Escale de quelques heures à Salzbourg, ancienne ville romaine qui fut détruite à la fin du Vème siècle et sur les ruines de laquelle les princes-archevêques fondèrent vers la fin du VIIème siècle une ville baptisée la “Rome du Nord” et fondée en 1920 sur laquelle ils régnèrent jusqu’au début du XIXème siècle. Cette ville tirait autrefois sa richesse du sel ou l’or blanc ayant donné son nom “Selz” à la Salzack qui la traverse de part en part. Il faut traverser le jardin Mirabell dessiné par le même architecte que celui de Schönbrunn pour atteindre la Getreidegasse où se trouve au numéro 9, la maison natale de Mozart (il y a vu le jour le 27 janvier 1756) et déboucher sur les sanctuaires où se déploie le Festival de Salzbourg, fondé en 1920 et jouissant d’une audience internationale. Une myriade d’activités artistiques et de concerts jalonnent les saisons de Salzbourg qui attirent les mélomanes du monde entier.

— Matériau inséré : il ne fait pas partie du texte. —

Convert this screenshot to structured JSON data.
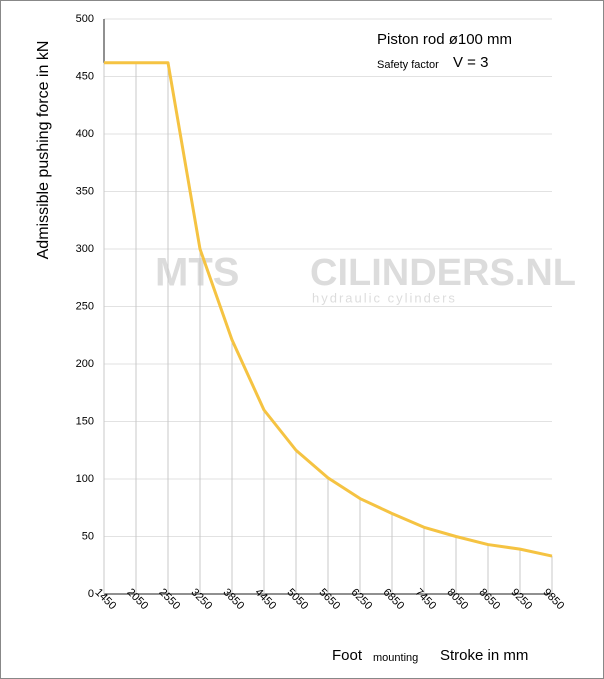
{
  "chart_data": {
    "type": "line",
    "y_label": "Admissible pushing force in kN",
    "annotations": {
      "piston": "Piston rod ø100 mm",
      "safety": "Safety factor",
      "factor": "V = 3",
      "foot": "Foot",
      "mounting": "mounting",
      "stroke": "Stroke in mm"
    },
    "watermark": {
      "brand": "MTS",
      "site": "CILINDERS.NL",
      "tagline": "hydraulic cylinders"
    },
    "categories": [
      "1450",
      "2050",
      "2550",
      "3250",
      "3850",
      "4450",
      "5050",
      "5650",
      "6250",
      "6850",
      "7450",
      "8050",
      "8650",
      "9250",
      "9850"
    ],
    "series": [
      {
        "name": "Piston rod ø100 mm",
        "color": "#f5c342",
        "values": [
          462,
          462,
          462,
          300,
          221,
          160,
          125,
          101,
          83,
          70,
          58,
          50,
          43,
          39,
          33
        ]
      }
    ],
    "ylim": [
      0,
      500
    ],
    "yticks": [
      0,
      50,
      100,
      150,
      200,
      250,
      300,
      350,
      400,
      450,
      500
    ],
    "grid": true
  }
}
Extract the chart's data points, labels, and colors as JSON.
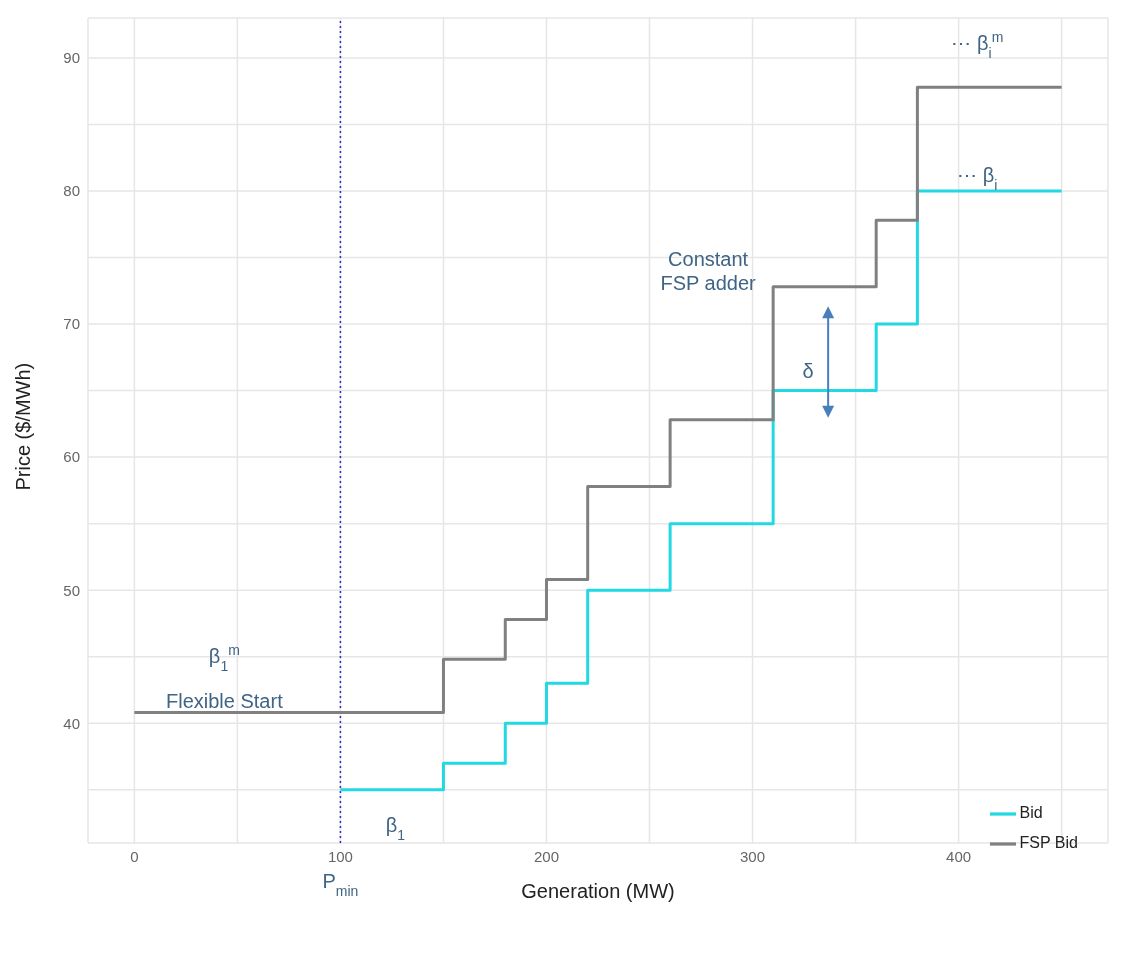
{
  "chart_data": {
    "type": "step",
    "xlabel": "Generation (MW)",
    "ylabel": "Price ($/MWh)",
    "xlim": [
      -22.5,
      472.5
    ],
    "xticks": [
      0,
      {
        "value": 50,
        "label": null
      },
      100,
      {
        "value": 150,
        "label": null
      },
      200,
      {
        "value": 250,
        "label": null
      },
      300,
      {
        "value": 350,
        "label": null
      },
      400,
      {
        "value": 450,
        "label": null
      }
    ],
    "ylim": [
      31,
      93
    ],
    "yticks": [
      {
        "value": 35,
        "label": null
      },
      40,
      {
        "value": 45,
        "label": null
      },
      50,
      {
        "value": 55,
        "label": null
      },
      60,
      {
        "value": 65,
        "label": null
      },
      70,
      {
        "value": 75,
        "label": null
      },
      80,
      {
        "value": 85,
        "label": null
      },
      90
    ],
    "series": [
      {
        "name": "Bid",
        "color": "#22d8e3",
        "x": [
          100,
          150,
          180,
          200,
          220,
          260,
          310,
          360,
          380,
          450
        ],
        "values": [
          35,
          37,
          40,
          43,
          50,
          55,
          65,
          70,
          80,
          80
        ]
      },
      {
        "name": "FSP Bid",
        "color": "#808080",
        "x": [
          0,
          150,
          180,
          200,
          220,
          260,
          310,
          360,
          380,
          450
        ],
        "values": [
          40.8,
          44.8,
          47.8,
          50.8,
          57.8,
          62.8,
          72.8,
          77.8,
          87.8,
          87.8
        ]
      }
    ],
    "ref_lines": [
      {
        "axis": "x",
        "value": 100,
        "color": "#2b2bcc",
        "line_style": "dotted"
      }
    ],
    "annotations": [
      "P$_{min}$",
      "β$_{1}$",
      "β$_{1}$$^{m}$",
      "Flexible  Start",
      "Constant\nFSP adder",
      "δ",
      "⋯ β$_{i}$",
      "⋯ β$_{i}$$^{m}$"
    ],
    "grid": true,
    "legend": "bottom right",
    "line_style": "solid",
    "marker": "none"
  }
}
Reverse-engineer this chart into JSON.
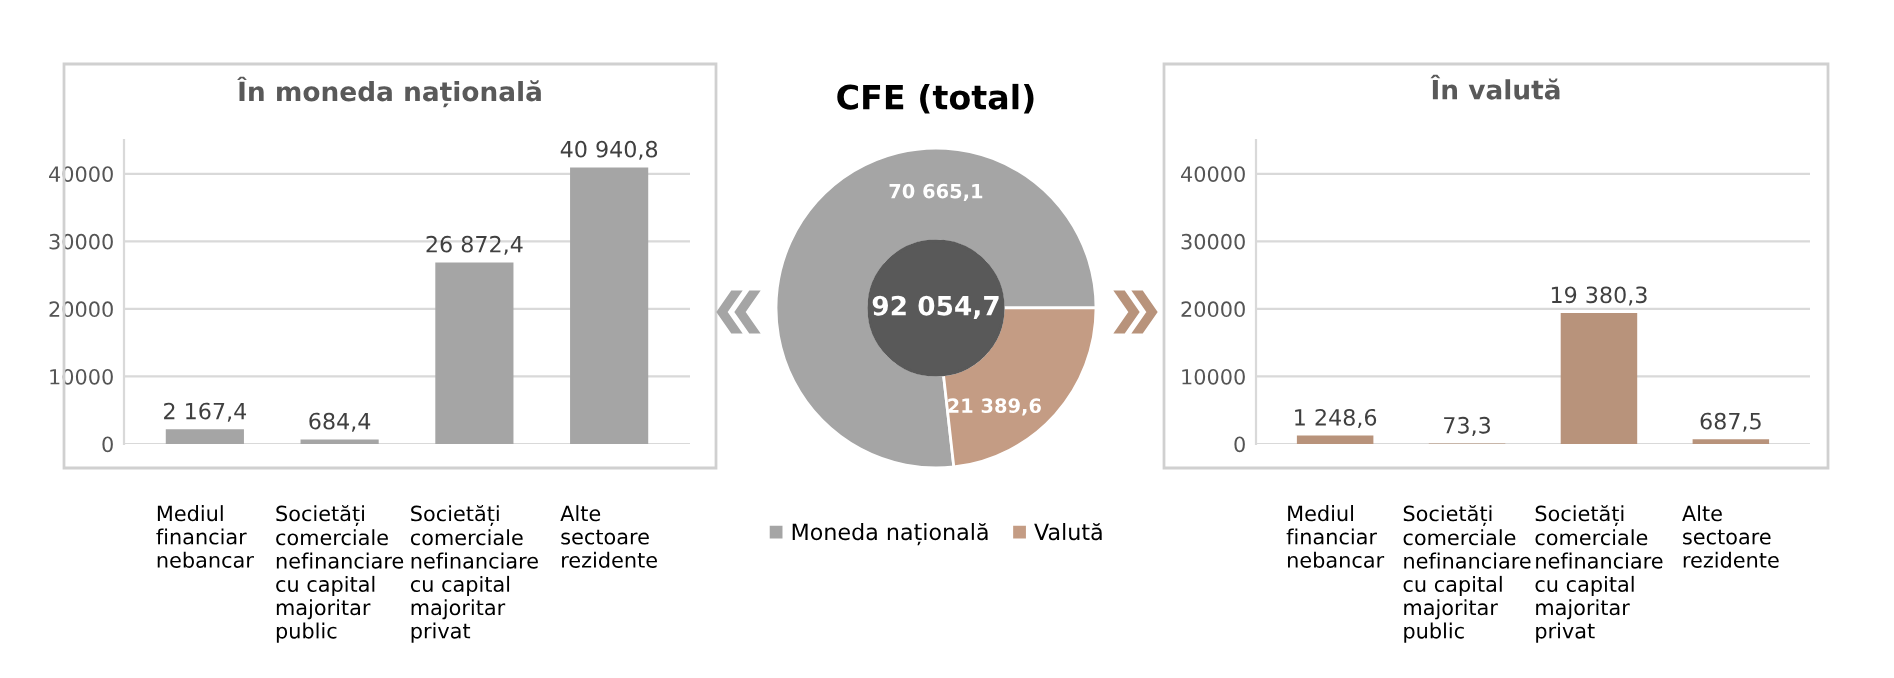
{
  "chart_data": [
    {
      "type": "bar",
      "title": "În moneda națională",
      "categories": [
        "Mediul financiar nebancar",
        "Societăți comerciale nefinanciare cu capital majoritar public",
        "Societăți comerciale nefinanciare cu capital majoritar privat",
        "Alte sectoare rezidente"
      ],
      "values": [
        2167.4,
        684.4,
        26872.4,
        40940.8
      ],
      "value_labels": [
        "2 167,4",
        "684,4",
        "26 872,4",
        "40 940,8"
      ],
      "color": "#a5a5a5",
      "ylim": [
        0,
        45000
      ],
      "yticks": [
        0,
        10000,
        20000,
        30000,
        40000
      ],
      "grid": "y"
    },
    {
      "type": "donut",
      "title": "CFE (total)",
      "categories": [
        "Moneda națională",
        "Valută"
      ],
      "values": [
        70665.1,
        21389.6
      ],
      "value_labels": [
        "70 665,1",
        "21 389,6"
      ],
      "colors": [
        "#a5a5a5",
        "#c49c84"
      ],
      "annotations": [
        "92 054,7"
      ],
      "legend": "bottom"
    },
    {
      "type": "bar",
      "title": "În valută",
      "categories": [
        "Mediul financiar nebancar",
        "Societăți comerciale nefinanciare cu capital majoritar public",
        "Societăți comerciale nefinanciare cu capital majoritar privat",
        "Alte sectoare rezidente"
      ],
      "values": [
        1248.6,
        73.3,
        19380.3,
        687.5
      ],
      "value_labels": [
        "1 248,6",
        "73,3",
        "19 380,3",
        "687,5"
      ],
      "color": "#b8937b",
      "ylim": [
        0,
        45000
      ],
      "yticks": [
        0,
        10000,
        20000,
        30000,
        40000
      ],
      "grid": "y"
    }
  ]
}
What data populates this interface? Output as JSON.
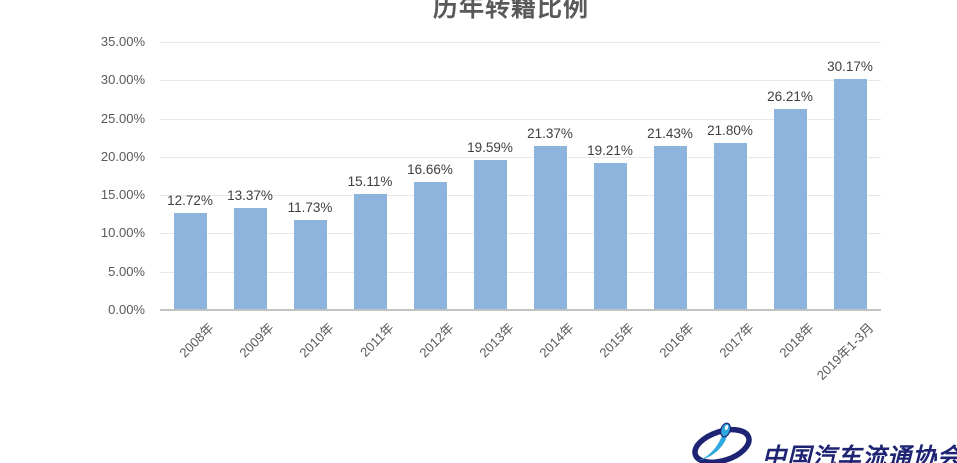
{
  "chart_data": {
    "type": "bar",
    "title": "历年转籍比例",
    "categories": [
      "2008年",
      "2009年",
      "2010年",
      "2011年",
      "2012年",
      "2013年",
      "2014年",
      "2015年",
      "2016年",
      "2017年",
      "2018年",
      "2019年1-3月"
    ],
    "values": [
      12.72,
      13.37,
      11.73,
      15.11,
      16.66,
      19.59,
      21.37,
      19.21,
      21.43,
      21.8,
      26.21,
      30.17
    ],
    "value_labels": [
      "12.72%",
      "13.37%",
      "11.73%",
      "15.11%",
      "16.66%",
      "19.59%",
      "21.37%",
      "19.21%",
      "21.43%",
      "21.80%",
      "26.21%",
      "30.17%"
    ],
    "xlabel": "",
    "ylabel": "",
    "ylim": [
      0,
      35
    ],
    "ytick_step": 5,
    "yticks": [
      "0.00%",
      "5.00%",
      "10.00%",
      "15.00%",
      "20.00%",
      "25.00%",
      "30.00%",
      "35.00%"
    ],
    "grid": true,
    "legend": "none",
    "bar_color": "#8db4dc"
  },
  "branding": {
    "org_name": "中国汽车流通协会",
    "logo_icon": "cada-swoosh-logo",
    "navy_color": "#1e2473",
    "light_blue_color": "#2ea8df"
  }
}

Le temps nous est désormais compté. Juste une nuit à Vienne avant le retour. C’est là où nous avons la joie de rencontrer un ancien (et toujours) ami du Liban, Gerhard Skoff, aujourd’hui à la direction des casinos d’Autriche et époux du beau et talentueux soprano libanais d’audience internationale, Sona Ghazarian qui lui a donné deux beaux garçons, leur fierté commune.
C’est là aussi que nous faisons la rencontre d’un des rares Libanais d’Autriche, Badih Senno, un homme jovial doué du génie des affaires, ayant réussi dans le commerce du bois et ouvert à Vienne un restaurant huppé le Franco’s Club. Il nous invite à déguster les spécialités raffinées de la maison et même à pousser jusqu’à sa discothèque, le Scotch Club, ouvert de 11 heures du matin jusqu’à 7 heures du matin.
Mais il faudra se lever tôt au matin du dimanche. Vienne est encore endormie. Nous voilà partis. Auf wiedersehen Wien!